The above-mentioned assumption is supported by the fact that PD-L1 was significantly related to the tumor stage (P=0.014) and histological type (P=0.014). As the American Joint Committee on Cancer tumor staging system is recognized as a pivotal prognostic factor in human tumor progression, PD-L1 expression may also be associated with tumor development. Indeed, the univariate analyses in this study revealed that the overall survival time of patients with PNETs was significantly associated with PD-L1 expression in cancer cells. Further, multivariate analysis by a Cox proportional hazards model revealed that PD-L1 expression in PNETs remained independently associated with the survival time. This undoubtedly proved that PD-L1 took part in the occurrence and progression of PNETs; therefore, PD-L1 can be used as a predictive and prognostic biomarker for patients’ survival.
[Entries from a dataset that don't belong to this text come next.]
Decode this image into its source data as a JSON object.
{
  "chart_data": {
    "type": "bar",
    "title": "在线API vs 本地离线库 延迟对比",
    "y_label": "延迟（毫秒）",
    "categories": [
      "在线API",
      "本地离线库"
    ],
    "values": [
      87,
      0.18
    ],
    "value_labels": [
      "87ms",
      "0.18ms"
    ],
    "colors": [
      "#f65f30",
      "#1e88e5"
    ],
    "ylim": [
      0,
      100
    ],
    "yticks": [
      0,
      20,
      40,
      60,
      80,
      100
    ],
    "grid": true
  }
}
Interestingly, there was no significant association between PD-1 expression and the clinicopathological characteristics when the correlation between PD-1 expression and clinicopathological characteristics of patients with PNETs were explored. However, the univariate analyses exhibited a significant association between the overall survival time of patients with PNETs and PD-1 expression, which was proven to exist independently. Thus, PD-1 can also be used as a potential biomarker for survival. Moreover, these results imply that PD-1 and PD-L1 interaction can lead to tumor progression.

Owing to the benefits of immunotherapy, several potential predictive biomarkers are currently being investigated for efficacy. Among these, PD-L1 expression is one of the most promising predictors of response to immune checkpoint inhibitors. Robert et al’s (2014) Phase I study demonstrated a 36% response rate to nivolumab in PD-L1 positive tumors, including advanced melanoma, non-small cell lung cancer, and renal cell carcinoma.39 Further, Carbognin et al observed that the activity of nivolumab, pembrolizumab, and MPDL3280A varied according to PD-L1 expression in tumor cells.40 However, the involved molecular mechanism remains poorly understood and more future studies are required to determine the relationship between PD-L1 expression and response rate.
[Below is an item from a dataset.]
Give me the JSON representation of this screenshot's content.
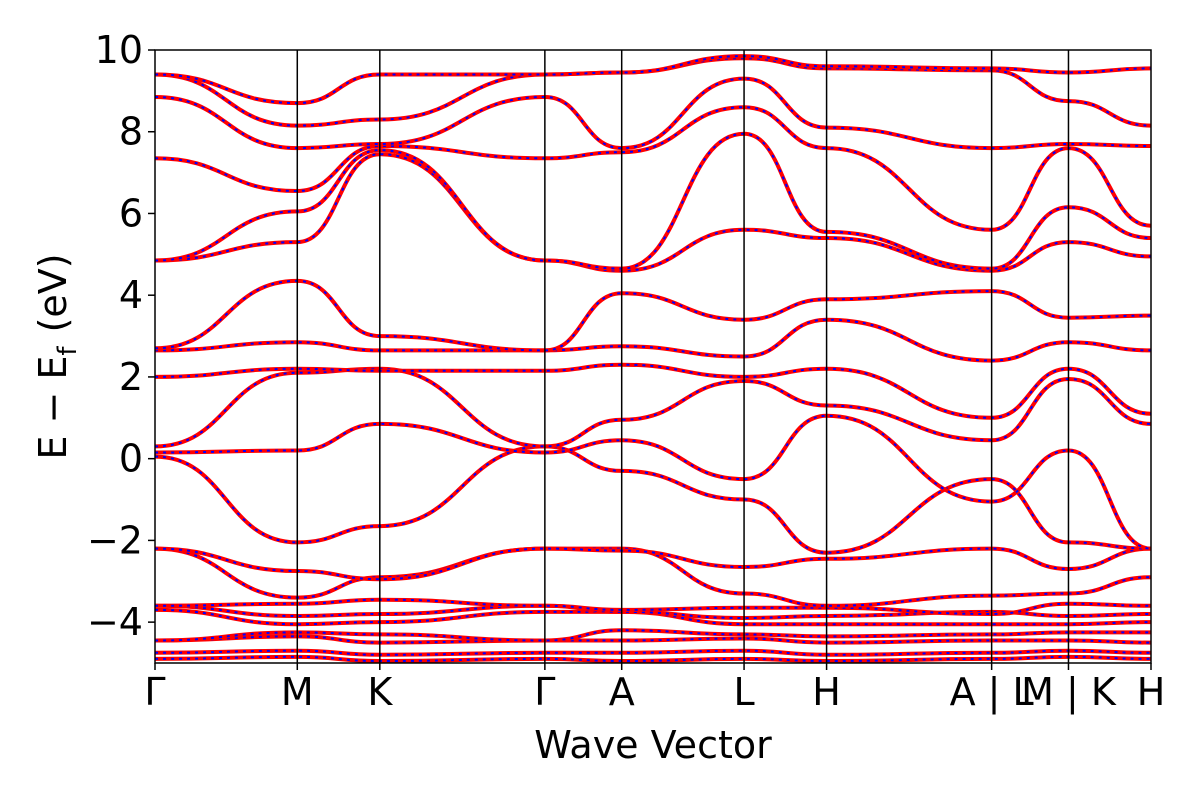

In addition, there is also a high percentage of patients with no PD-L1 expression who respond to anti-PD-L1 immunotherapy. However, the point is that a patient with positive PD-L1 expression is more likely to be sensitive to anti-PD-L1 immunotherapy. Many other immune-related biomarkers exist. For instance, biomarkers including T-cell-specific, antigen presentation-related, and interferon gamma signaling-related genes, may allow for improved selection for patients who are likely to respond to anti-PD-1 therapy with pembrolizumab.41 The combination of multiple immune-related biomarkers need to be used in taking immunotherapy into consideration.

In conclusion, this study identified correlations between PD-L1/PD-1 expression and clinicopathological variables and/or survival time. Data provided by this study sheds light on the importance of PD-L1/PD-1 pathway for tumor progression, which will help to pave the way for new immunotherapy regimens against PNETs.

This study had some limitations including small sample size and the sole dependence on immunohistochemical analysis of PD-1 and PD-L1 expression. Schultheis et al recently showed that RNA sequencing (RNA-seq) and IHC yielded highly comparable results, although RNA-seq yielded more PD-L1 positive cases than IHC.38

In future studies, the results need to be reconfirmed in a large multicenter study with RNA-seq and immunohistochemical analyses.

Acknowledgment

The authors thank Medjaden Bioscience Ltd (http://www.medjaden.com/index.html) for providing English language editing services.

Disclosure

The authors report no conflicts of interest in this work.